08 Eylül 2024

Ağla çocuk ağla, annen alsın açma

Sessizliği severim, ama sessiz bırakılmayı asla. Sessizlik, düşüncelere yer açar; ama sessiz bırakılmak, insanın varoluşuna gölge düşüren bir durumdur. Şu an bu satırları yazarken, sahilde simit ve açma satan adamın sesi dalgaların arasında yankılanıyor: "Ağla çocuk ağla, annen alsın açma"

Elimde bir fotoğraf var. Anneannem ve teyzem 1970'li yıllarda Almanya'da, rengarenk bir duvar kağıdının önünde rengarenk giyinmişler, kahkaha atıyorlar. Bu fotoğraf bir yanı ile o zamanların fotoğraflarına benzemiyor. O dönemde fotoğraflara verilen ihtimamlı pozlar yok bu karede. Çok samimi, çok gerçek bir an, bir kahkaha anı görüyorum. Oysa fotoğraf şimdi çok sessiz. Fotoğrafa baktığımda, Roland Barthes'in Camera Lucida kitabındaki "punctum" kavramı geliyor aklıma: O anın vuruculuğu, fotoğraftaki sessizlik içinde gizli bir yoğunluk taşıyor. Barthes, fotoğrafın zamanı durdurup ölümsüzleştirdiğini söyler, ben de bu sessizlikteki yaşamı ancak kendi duygusal belleğimle canlandırabileceğimi fark ediyorum.
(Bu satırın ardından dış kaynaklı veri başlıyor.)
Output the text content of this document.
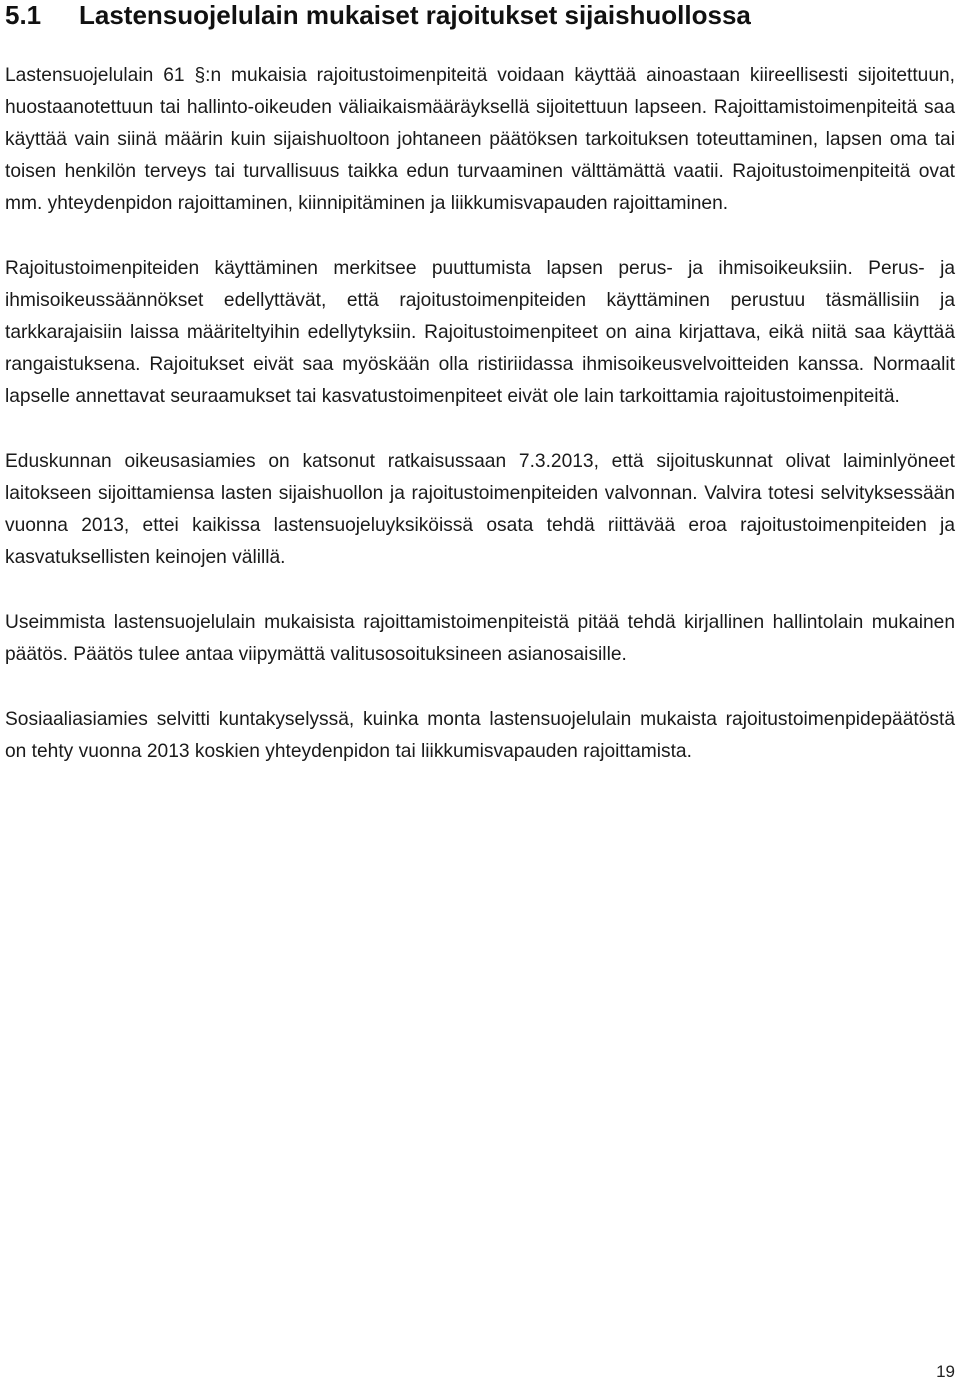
5.1 Lastensuojelulain mukaiset rajoitukset sijaishuollossa

Lastensuojelulain 61 §:n mukaisia rajoitustoimenpiteitä voidaan käyttää ainoastaan kiireellisesti sijoitettuun, huostaanotettuun tai hallinto-oikeuden väliaikaismääräyksellä sijoitettuun lapseen. Rajoittamistoimenpiteitä saa käyttää vain siinä määrin kuin sijaishuoltoon johtaneen päätöksen tarkoituksen toteuttaminen, lapsen oma tai toisen henkilön terveys tai turvallisuus taikka edun turvaaminen välttämättä vaatii. Rajoitustoimenpiteitä ovat mm. yhteydenpidon rajoittaminen, kiinnipitäminen ja liikkumisvapauden rajoittaminen.

Rajoitustoimenpiteiden käyttäminen merkitsee puuttumista lapsen perus- ja ihmisoikeuksiin. Perus- ja ihmisoikeussäännökset edellyttävät, että rajoitustoimenpiteiden käyttäminen perustuu täsmällisiin ja tarkkarajaisiin laissa määriteltyihin edellytyksiin. Rajoitustoimenpiteet on aina kirjattava, eikä niitä saa käyttää rangaistuksena. Rajoitukset eivät saa myöskään olla ristiriidassa ihmisoikeusvelvoitteiden kanssa. Normaalit lapselle annettavat seuraamukset tai kasvatustoimenpiteet eivät ole lain tarkoittamia rajoitustoimenpiteitä.

Eduskunnan oikeusasiamies on katsonut ratkaisussaan 7.3.2013, että sijoituskunnat olivat laiminlyöneet laitokseen sijoittamiensa lasten sijaishuollon ja rajoitustoimenpiteiden valvonnan. Valvira totesi selvityksessään vuonna 2013, ettei kaikissa lastensuojeluyksiköissä osata tehdä riittävää eroa rajoitustoimenpiteiden ja kasvatuksellisten keinojen välillä.

Useimmista lastensuojelulain mukaisista rajoittamistoimenpiteistä pitää tehdä kirjallinen hallintolain mukainen päätös. Päätös tulee antaa viipymättä valitusosoituksineen asianosaisille.

Sosiaaliasiamies selvitti kuntakyselyssä, kuinka monta lastensuojelulain mukaista rajoitustoimenpidepäätöstä on tehty vuonna 2013 koskien yhteydenpidon tai liikkumisvapauden rajoittamista.

19
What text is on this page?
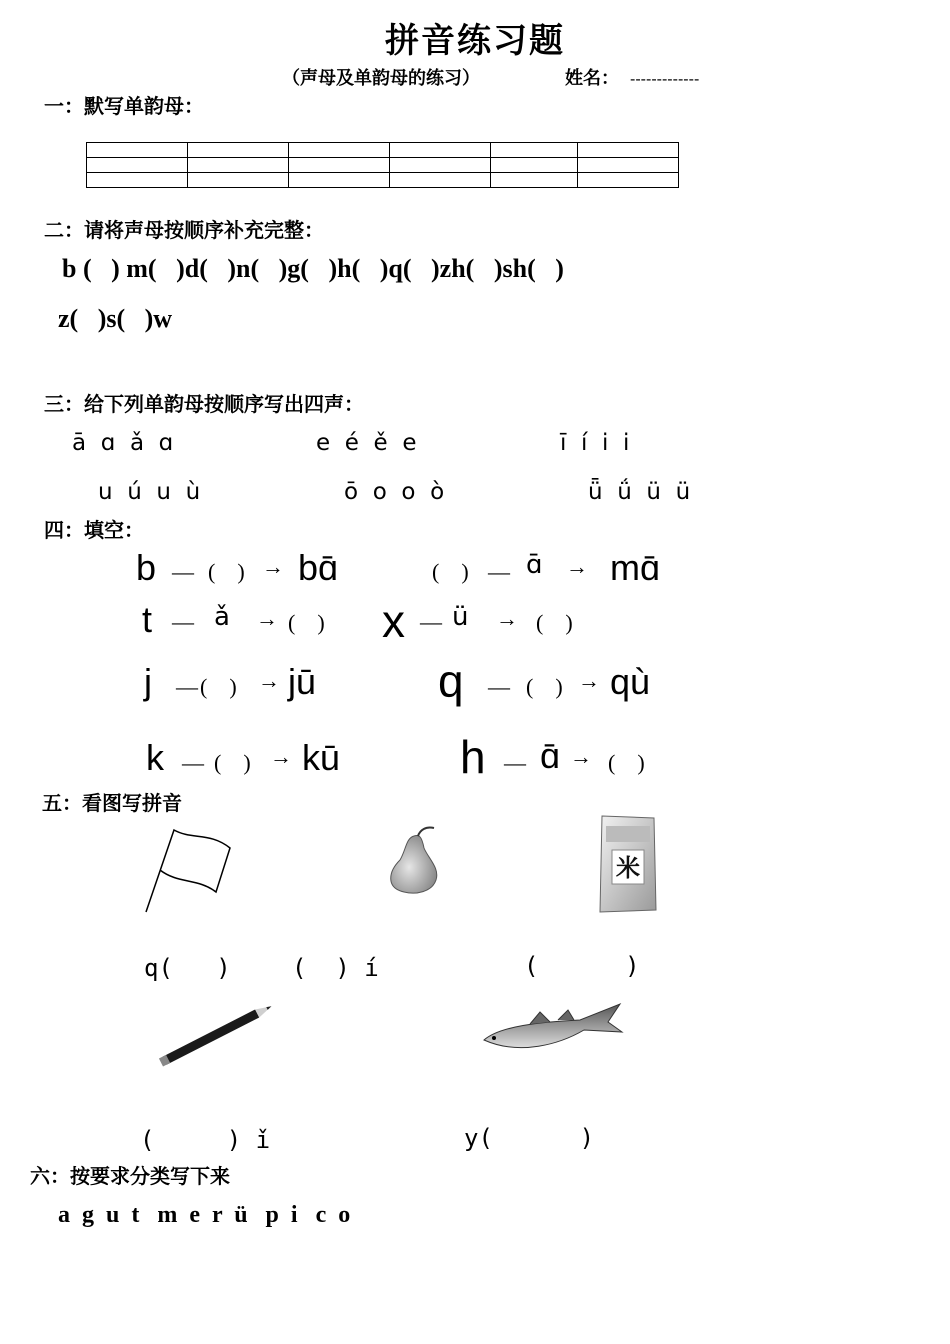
拼音练习题
（声母及单韵母的练习）	姓名： -------------
一：默写单韵母：

二：请将声母按顺序补充完整：
b (   ) m(   )d(   )n(   )g(   )h(   )q(   )zh(   )sh(   )
z(   )s(   )w
三：给下列单韵母按顺序写出四声：
ā  ɑ  ǎ  ɑ	e  é  ě  e	ī  í  i  i
u  ú  u  ù	ō  o  o  ò	ǖ  ǘ  ü  ü
四：填空：
b — (    ) → bɑ̄	(    ) — ɑ̄ → mɑ̄
t — ǎ → (    ) x — ü → (    )
j — (    ) → jū	q — (    ) → qù
k — (    ) → kū	h — ɑ̄ → (    )
五：看图写拼音
米
q(   )	(  ) í	(      )
(     ) ǐ	y(      )
六：按要求分类写下来
a  g  u  t   m  e  r  ü   p  i   c  o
Sessizliği severim, ama sessiz bırakılmayı asla. Sessizlik, düşüncelere yer açar; ama sessiz bırakılmak, insanın varoluşuna gölge düşüren bir durumdur. Şu an bu satırları yazarken, sahilde simit ve açma satan adamın sesi dalgaların arasında yankılanıyor: "Ağla çocuk ağla, annen alsın açma." Adamın sesinde bir sadelik, bir netlik var; sorun ortada, çözüm basit. Hayatın küçük anlarında her şey bu kadar açık ve netmiş gibi görünür. Ancak hayatın kendisi öyle değil ki. Keşke her şey bu adamın söyledikleri kadar basit olsaydı, diyorum içimden. Ama hayatın karmaşıklığı, insanların hikâyelerinin çoğu zaman sessizliğe gömülmesinde yatıyor. Yaşanmış olaylar, bir süre sonra unutuluyor ya da kasıtlı olarak göz ardı ediliyor. O hikâyeler açıkça paylaşılmadığında, anlamları bulanıklaşıyor, zamanla kayboluyor ve geride yalnızca sessizlik kalıyor.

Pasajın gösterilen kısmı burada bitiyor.